Daardoor kunnen ze zich gemakkelijker doelgericht gedragen en zichzelf beheersen,
en regels verinnerlijken. Bij het verinnerlijken van regels speelt taal een belangrijke
rol.
o Van regelgeleid gedrag is sprake als opvoeders regels stellen en uitleggen.

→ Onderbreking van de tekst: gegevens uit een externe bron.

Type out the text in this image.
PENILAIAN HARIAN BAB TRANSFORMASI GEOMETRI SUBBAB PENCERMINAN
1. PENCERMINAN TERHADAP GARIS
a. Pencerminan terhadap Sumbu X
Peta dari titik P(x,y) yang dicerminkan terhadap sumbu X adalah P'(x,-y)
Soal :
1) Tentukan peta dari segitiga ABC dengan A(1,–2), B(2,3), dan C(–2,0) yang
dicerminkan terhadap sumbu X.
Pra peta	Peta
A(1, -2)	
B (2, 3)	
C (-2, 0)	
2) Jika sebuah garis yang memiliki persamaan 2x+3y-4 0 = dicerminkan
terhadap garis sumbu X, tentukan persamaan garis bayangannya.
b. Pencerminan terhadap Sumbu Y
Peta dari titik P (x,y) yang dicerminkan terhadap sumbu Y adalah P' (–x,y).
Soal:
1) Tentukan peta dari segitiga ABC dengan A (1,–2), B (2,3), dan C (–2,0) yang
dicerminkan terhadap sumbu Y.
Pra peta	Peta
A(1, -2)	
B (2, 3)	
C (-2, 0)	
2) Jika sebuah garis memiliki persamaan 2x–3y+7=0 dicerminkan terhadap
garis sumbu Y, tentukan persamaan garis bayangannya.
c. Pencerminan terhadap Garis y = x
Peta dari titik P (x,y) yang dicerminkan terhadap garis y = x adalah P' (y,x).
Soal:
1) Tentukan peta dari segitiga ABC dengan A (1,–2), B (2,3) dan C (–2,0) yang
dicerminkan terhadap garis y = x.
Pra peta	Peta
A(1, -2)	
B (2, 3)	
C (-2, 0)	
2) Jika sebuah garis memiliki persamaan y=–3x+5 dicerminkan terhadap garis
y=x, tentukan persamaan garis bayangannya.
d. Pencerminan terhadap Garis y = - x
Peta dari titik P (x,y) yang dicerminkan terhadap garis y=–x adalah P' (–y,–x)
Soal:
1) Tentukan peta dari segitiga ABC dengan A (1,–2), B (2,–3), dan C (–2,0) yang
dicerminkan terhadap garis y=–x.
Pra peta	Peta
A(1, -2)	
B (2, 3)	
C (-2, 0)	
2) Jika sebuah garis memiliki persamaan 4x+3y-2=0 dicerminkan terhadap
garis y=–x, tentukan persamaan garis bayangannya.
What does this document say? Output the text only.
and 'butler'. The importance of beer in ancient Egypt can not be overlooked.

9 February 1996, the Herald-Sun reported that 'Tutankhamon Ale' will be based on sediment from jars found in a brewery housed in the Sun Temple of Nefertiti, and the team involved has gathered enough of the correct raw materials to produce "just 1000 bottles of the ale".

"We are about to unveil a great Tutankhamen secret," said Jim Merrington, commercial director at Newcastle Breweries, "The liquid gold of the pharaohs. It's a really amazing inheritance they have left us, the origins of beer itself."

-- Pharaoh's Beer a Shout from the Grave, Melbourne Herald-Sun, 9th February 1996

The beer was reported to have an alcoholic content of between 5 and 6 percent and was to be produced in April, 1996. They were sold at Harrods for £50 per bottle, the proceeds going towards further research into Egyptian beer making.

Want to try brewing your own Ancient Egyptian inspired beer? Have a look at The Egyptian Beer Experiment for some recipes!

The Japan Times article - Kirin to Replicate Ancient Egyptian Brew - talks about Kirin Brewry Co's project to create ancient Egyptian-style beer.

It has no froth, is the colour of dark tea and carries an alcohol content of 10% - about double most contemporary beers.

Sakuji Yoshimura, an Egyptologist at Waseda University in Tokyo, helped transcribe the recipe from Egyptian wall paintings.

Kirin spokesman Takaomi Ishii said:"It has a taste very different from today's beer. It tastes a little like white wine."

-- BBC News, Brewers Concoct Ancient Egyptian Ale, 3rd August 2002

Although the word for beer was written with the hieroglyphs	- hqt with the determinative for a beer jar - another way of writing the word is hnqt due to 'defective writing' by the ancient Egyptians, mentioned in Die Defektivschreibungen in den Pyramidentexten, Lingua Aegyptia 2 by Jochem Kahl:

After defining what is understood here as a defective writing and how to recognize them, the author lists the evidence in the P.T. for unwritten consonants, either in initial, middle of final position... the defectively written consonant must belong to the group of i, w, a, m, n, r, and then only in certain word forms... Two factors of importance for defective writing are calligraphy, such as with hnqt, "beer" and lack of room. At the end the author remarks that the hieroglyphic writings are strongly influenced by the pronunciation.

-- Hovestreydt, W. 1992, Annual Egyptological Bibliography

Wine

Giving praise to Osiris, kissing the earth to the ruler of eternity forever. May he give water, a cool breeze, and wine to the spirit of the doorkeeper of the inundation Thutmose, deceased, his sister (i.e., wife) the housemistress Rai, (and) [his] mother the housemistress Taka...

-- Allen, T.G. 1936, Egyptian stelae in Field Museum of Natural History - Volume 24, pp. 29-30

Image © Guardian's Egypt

Vervolgens gaan kinderen die regels hardop nazeggen: de privéspraak. Vanaf 2,5 jaar
gaan kinderen hun gedrag sturen en controleren door zichzelf toe te spreken. De
privéspraak, die in de eerste jaren van de basisschool nog veel voorkomt, ontwikkelt
zich tot innerlijke spraak. Als het kind in staat is verkregen informatie te bewerken
met gedachten of innerlijke spraak, neemt de zelfcontrole enorm toe. Opvoeders die
zeggen 'eerst denken, dan pas doen' of 'eerst tot tien tellen', ondersteunen het
ontwikkelen van dit vermogen.
Inzicht in regels en verinnerlijking van regels vergroten de zelfcontrole en maken het mogelijk directe
behoeftebevrediging uit te stellen en toekomstige consequenties van gedrag in te schatten.

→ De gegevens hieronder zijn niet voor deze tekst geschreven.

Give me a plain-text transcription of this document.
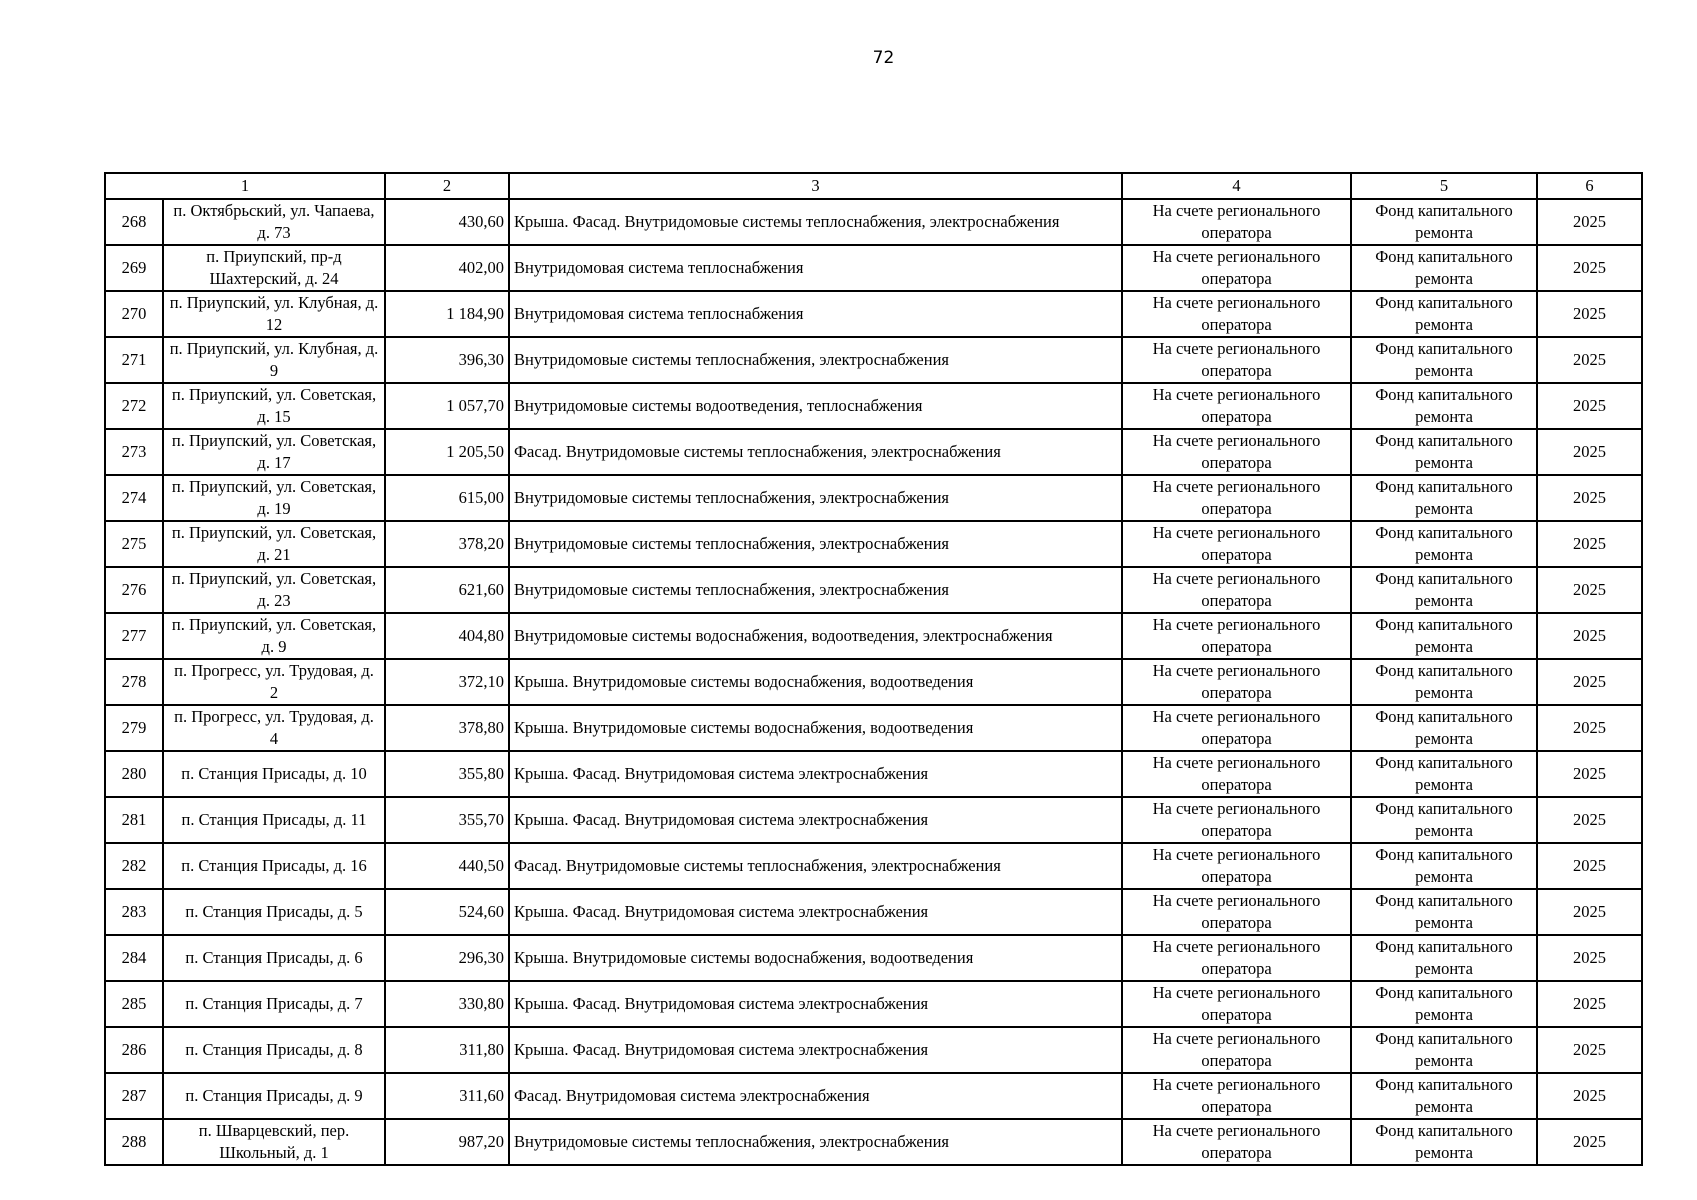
72
1		2	3	4	5	6
268	п. Октябрьский, ул. Чапаева, д. 73	430,60	Крыша. Фасад. Внутридомовые системы теплоснабжения, электроснабжения	На счете регионального оператора	Фонд капитального ремонта	2025
269	п. Приупский, пр-д Шахтерский, д. 24	402,00	Внутридомовая система теплоснабжения	На счете регионального оператора	Фонд капитального ремонта	2025
270	п. Приупский, ул. Клубная, д. 12	1 184,90	Внутридомовая система теплоснабжения	На счете регионального оператора	Фонд капитального ремонта	2025
271	п. Приупский, ул. Клубная, д. 9	396,30	Внутридомовые системы теплоснабжения, электроснабжения	На счете регионального оператора	Фонд капитального ремонта	2025
272	п. Приупский, ул. Советская, д. 15	1 057,70	Внутридомовые системы водоотведения, теплоснабжения	На счете регионального оператора	Фонд капитального ремонта	2025
273	п. Приупский, ул. Советская, д. 17	1 205,50	Фасад. Внутридомовые системы теплоснабжения, электроснабжения	На счете регионального оператора	Фонд капитального ремонта	2025
274	п. Приупский, ул. Советская, д. 19	615,00	Внутридомовые системы теплоснабжения, электроснабжения	На счете регионального оператора	Фонд капитального ремонта	2025
275	п. Приупский, ул. Советская, д. 21	378,20	Внутридомовые системы теплоснабжения, электроснабжения	На счете регионального оператора	Фонд капитального ремонта	2025
276	п. Приупский, ул. Советская, д. 23	621,60	Внутридомовые системы теплоснабжения, электроснабжения	На счете регионального оператора	Фонд капитального ремонта	2025
277	п. Приупский, ул. Советская, д. 9	404,80	Внутридомовые системы водоснабжения, водоотведения, электроснабжения	На счете регионального оператора	Фонд капитального ремонта	2025
278	п. Прогресс, ул. Трудовая, д. 2	372,10	Крыша. Внутридомовые системы водоснабжения, водоотведения	На счете регионального оператора	Фонд капитального ремонта	2025
279	п. Прогресс, ул. Трудовая, д. 4	378,80	Крыша. Внутридомовые системы водоснабжения, водоотведения	На счете регионального оператора	Фонд капитального ремонта	2025
280	п. Станция Присады, д. 10	355,80	Крыша. Фасад. Внутридомовая система электроснабжения	На счете регионального оператора	Фонд капитального ремонта	2025
281	п. Станция Присады, д. 11	355,70	Крыша. Фасад. Внутридомовая система электроснабжения	На счете регионального оператора	Фонд капитального ремонта	2025
282	п. Станция Присады, д. 16	440,50	Фасад. Внутридомовые системы теплоснабжения, электроснабжения	На счете регионального оператора	Фонд капитального ремонта	2025
283	п. Станция Присады, д. 5	524,60	Крыша. Фасад. Внутридомовая система электроснабжения	На счете регионального оператора	Фонд капитального ремонта	2025
284	п. Станция Присады, д. 6	296,30	Крыша. Внутридомовые системы водоснабжения, водоотведения	На счете регионального оператора	Фонд капитального ремонта	2025
285	п. Станция Присады, д. 7	330,80	Крыша. Фасад. Внутридомовая система электроснабжения	На счете регионального оператора	Фонд капитального ремонта	2025
286	п. Станция Присады, д. 8	311,80	Крыша. Фасад. Внутридомовая система электроснабжения	На счете регионального оператора	Фонд капитального ремонта	2025
287	п. Станция Присады, д. 9	311,60	Фасад. Внутридомовая система электроснабжения	На счете регионального оператора	Фонд капитального ремонта	2025
288	п. Шварцевский, пер. Школьный, д. 1	987,20	Внутридомовые системы теплоснабжения, электроснабжения	На счете регионального оператора	Фонд капитального ремонта	2025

Executieve functies: Executieve functies. Die nauw verwant zijn met zelfregulatie, bestaan uit
vaardigheden die nodig zijn voor het uitvoeren van bewust, zelfgekozen en doelgericht gedrag. Het
gaat dan om op tijd en adequaat beginnen, stoppen, volhouden, remmen, plannen, organiseren en
strategisch inzetten van gedrag. Geheugen en aandacht spelen daarbij een belangrijke rol. Hoe
executieve functies zich ontwikkelen, is nauwelijks bekend, maar onderzoekers denken wel dat dit
anders verloopt bij kinderen met ADHD dan bij ‘gewone’ kinderen.

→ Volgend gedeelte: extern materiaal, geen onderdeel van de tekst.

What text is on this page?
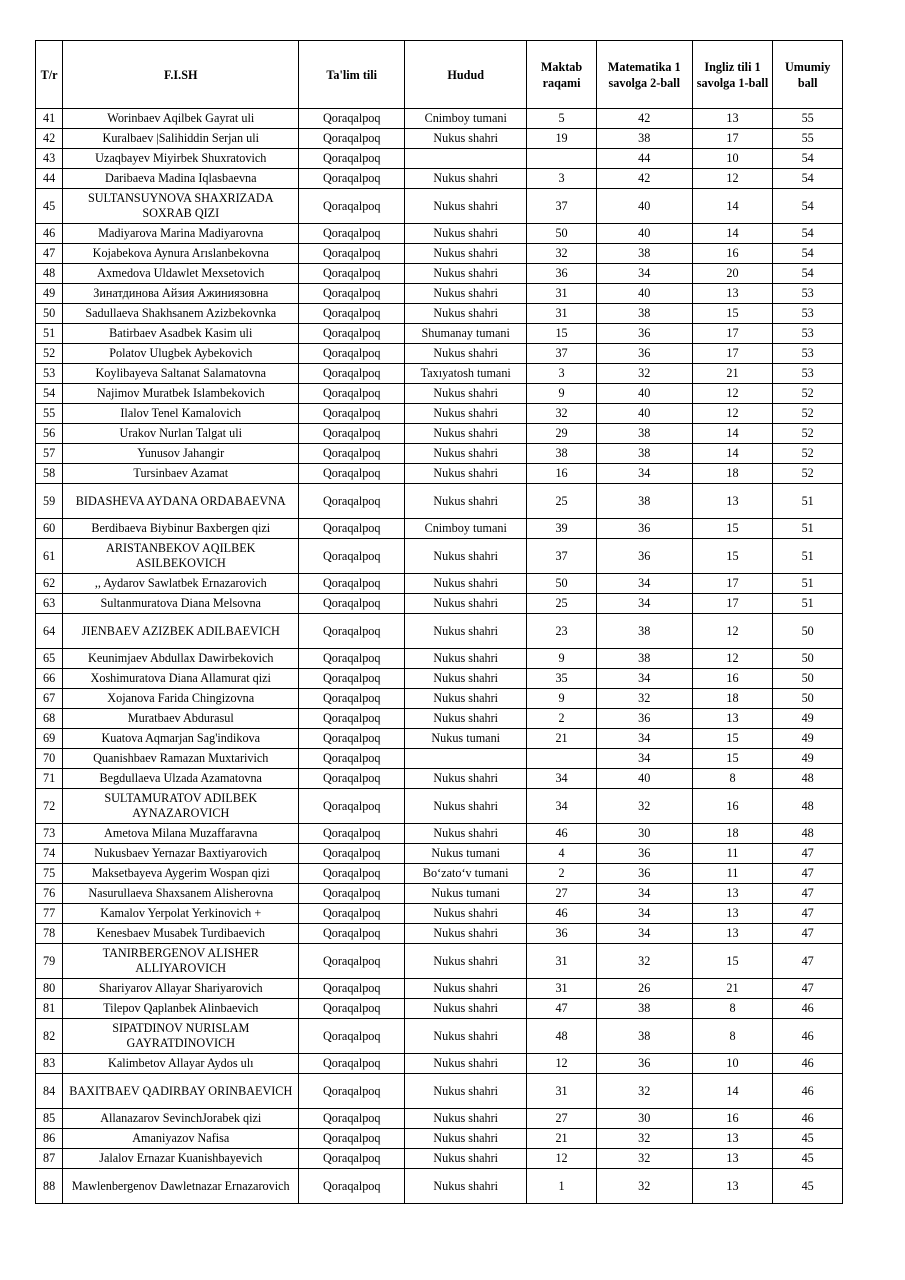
T/r	F.I.SH	Ta'lim tili	Hudud	Maktab raqami	Matematika 1 savolga 2-ball	Ingliz tili 1 savolga 1-ball	Umumiy ball
41	Worinbaev Aqilbek Gayrat uli	Qoraqalpoq	Cnimboy tumani	5	42	13	55
42	Kuralbaev |Salihiddin Serjan uli	Qoraqalpoq	Nukus shahri	19	38	17	55
43	Uzaqbayev Miyirbek Shuxratovich	Qoraqalpoq			44	10	54
44	Daribaeva Madina Iqlasbaevna	Qoraqalpoq	Nukus shahri	3	42	12	54
45	SULTANSUYNOVA SHAXRIZADA SOXRAB QIZI	Qoraqalpoq	Nukus shahri	37	40	14	54
46	Madiyarova Marina Madiyarovna	Qoraqalpoq	Nukus shahri	50	40	14	54
47	Kojabekova Aynura Arıslanbekovna	Qoraqalpoq	Nukus shahri	32	38	16	54
48	Axmedova Uldawlet Mexsetovich	Qoraqalpoq	Nukus shahri	36	34	20	54
49	Зинатдинова Айзия Ажиниязовна	Qoraqalpoq	Nukus shahri	31	40	13	53
50	Sadullaeva Shakhsanem Azizbekovnka	Qoraqalpoq	Nukus shahri	31	38	15	53
51	Batirbaev Asadbek Kasim uli	Qoraqalpoq	Shumanay tumani	15	36	17	53
52	Polatov Ulugbek Aybekovich	Qoraqalpoq	Nukus shahri	37	36	17	53
53	Koylibayeva Saltanat Salamatovna	Qoraqalpoq	Taxıyatosh tumani	3	32	21	53
54	Najimov Muratbek Islambekovich	Qoraqalpoq	Nukus shahri	9	40	12	52
55	Ilalov Tenel Kamalovich	Qoraqalpoq	Nukus shahri	32	40	12	52
56	Urakov Nurlan Talgat uli	Qoraqalpoq	Nukus shahri	29	38	14	52
57	Yunusov Jahangir	Qoraqalpoq	Nukus shahri	38	38	14	52
58	Tursinbaev Azamat	Qoraqalpoq	Nukus shahri	16	34	18	52
59	BIDASHEVA AYDANA ORDABAEVNA	Qoraqalpoq	Nukus shahri	25	38	13	51
60	Berdibaeva Biybinur Baxbergen qizi	Qoraqalpoq	Cnimboy tumani	39	36	15	51
61	ARISTANBEKOV AQILBEK ASILBEKOVICH	Qoraqalpoq	Nukus shahri	37	36	15	51
62	,, Aydarov Sawlatbek Ernazarovich	Qoraqalpoq	Nukus shahri	50	34	17	51
63	Sultanmuratova Diana Melsovna	Qoraqalpoq	Nukus shahri	25	34	17	51
64	JIENBAEV AZIZBEK ADILBAEVICH	Qoraqalpoq	Nukus shahri	23	38	12	50
65	Keunimjaev Abdullax Dawirbekovich	Qoraqalpoq	Nukus shahri	9	38	12	50
66	Xoshimuratova Diana Allamurat qizi	Qoraqalpoq	Nukus shahri	35	34	16	50
67	Xojanova Farida Chingizovna	Qoraqalpoq	Nukus shahri	9	32	18	50
68	Muratbaev Abdurasul	Qoraqalpoq	Nukus shahri	2	36	13	49
69	Kuatova Aqmarjan Sag'indikova	Qoraqalpoq	Nukus tumani	21	34	15	49
70	Quanishbaev Ramazan Muxtarivich	Qoraqalpoq			34	15	49
71	Begdullaeva Ulzada Azamatovna	Qoraqalpoq	Nukus shahri	34	40	8	48
72	SULTAMURATOV ADILBEK AYNAZAROVICH	Qoraqalpoq	Nukus shahri	34	32	16	48
73	Ametova Milana Muzaffaravna	Qoraqalpoq	Nukus shahri	46	30	18	48
74	Nukusbaev Yernazar Baxtiyarovich	Qoraqalpoq	Nukus tumani	4	36	11	47
75	Maksetbayeva Aygerim Wospan qizi	Qoraqalpoq	Bo‘zato‘v tumani	2	36	11	47
76	Nasurullaeva Shaxsanem Alisherovna	Qoraqalpoq	Nukus tumani	27	34	13	47
77	Kamalov Yerpolat Yerkinovich +	Qoraqalpoq	Nukus shahri	46	34	13	47
78	Kenesbaev Musabek Turdibaevich	Qoraqalpoq	Nukus shahri	36	34	13	47
79	TANIRBERGENOV ALISHER ALLIYAROVICH	Qoraqalpoq	Nukus shahri	31	32	15	47
80	Shariyarov Allayar Shariyarovich	Qoraqalpoq	Nukus shahri	31	26	21	47
81	Tilepov Qaplanbek Alinbaevich	Qoraqalpoq	Nukus shahri	47	38	8	46
82	SIPATDINOV NURISLAM GAYRATDINOVICH	Qoraqalpoq	Nukus shahri	48	38	8	46
83	Kalimbetov Allayar Aydos ulı	Qoraqalpoq	Nukus shahri	12	36	10	46
84	BAXITBAEV QADIRBAY ORINBAEVICH	Qoraqalpoq	Nukus shahri	31	32	14	46
85	Allanazarov SevinchJorabek qizi	Qoraqalpoq	Nukus shahri	27	30	16	46
86	Amaniyazov Nafisa	Qoraqalpoq	Nukus shahri	21	32	13	45
87	Jalalov Ernazar Kuanishbayevich	Qoraqalpoq	Nukus shahri	12	32	13	45
88	Mawlenbergenov Dawletnazar Ernazarovich	Qoraqalpoq	Nukus shahri	1	32	13	45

De executieve functies worden aangestuurd door de prefrontale cortex, dat pas uitgerijpt is als we
volwassen zijn. In die lange periode ontwikkelen kinderen en jongeren deze functies door zicht te
oefenen en te denken. Opvoeder kunnen die ontwikkeling stimuleren door hen uit te dagen nieuwe
dingen te leren en hen daarbij te onderwijzen en begeleiden.
Executieve functies kennen twee hoofdgroepen. De eerste bevat denkvaardigheden waarmee we
doelen kiezen en oplossingen voor problemen bedenken. De tweede bestaat uit vaardigheden
waarmee we ons gedrag sturen en aanpassen om doelen te bereiken.
- Denkvaardigheden:
o Planning: Je kunt een plan bedenken om je doel te bereiken of taak te voltooien en
ook besluiten waarop je je aandacht wilt richten.
o Organisatie: Je bent in staat dingen volgens een bepaald systeem te ordenen.
o Timemanagement: Je kunt inschatten hoeveel tijd je hebt, hoe je die kunt indelen en
hoe je je aan tijdslimieten en deadlines houdt.
o Werkgeheugen: Je kunt eerder geleerde vaardigheden, ervaringen of
probleemoplossende strategieën tijdens het uitvoeren van complexe taken in het
geheugen houden en toepassen.
o Metacognitie: Je kunt jezelf en de situatie overzien, waarbij zelfmonitoring en
zelfevaluatie van belang zijn: ‘Hoe breng ik het ervan af?’.
- Vaardigheden om gedrag te sturen of aan te passen:
o Reactie-inhibitie: Je bent in staat eerst na te denken en dan pas te handelen. Je kunt
een situatie beoordelen en je gedrag daarop afstemmen.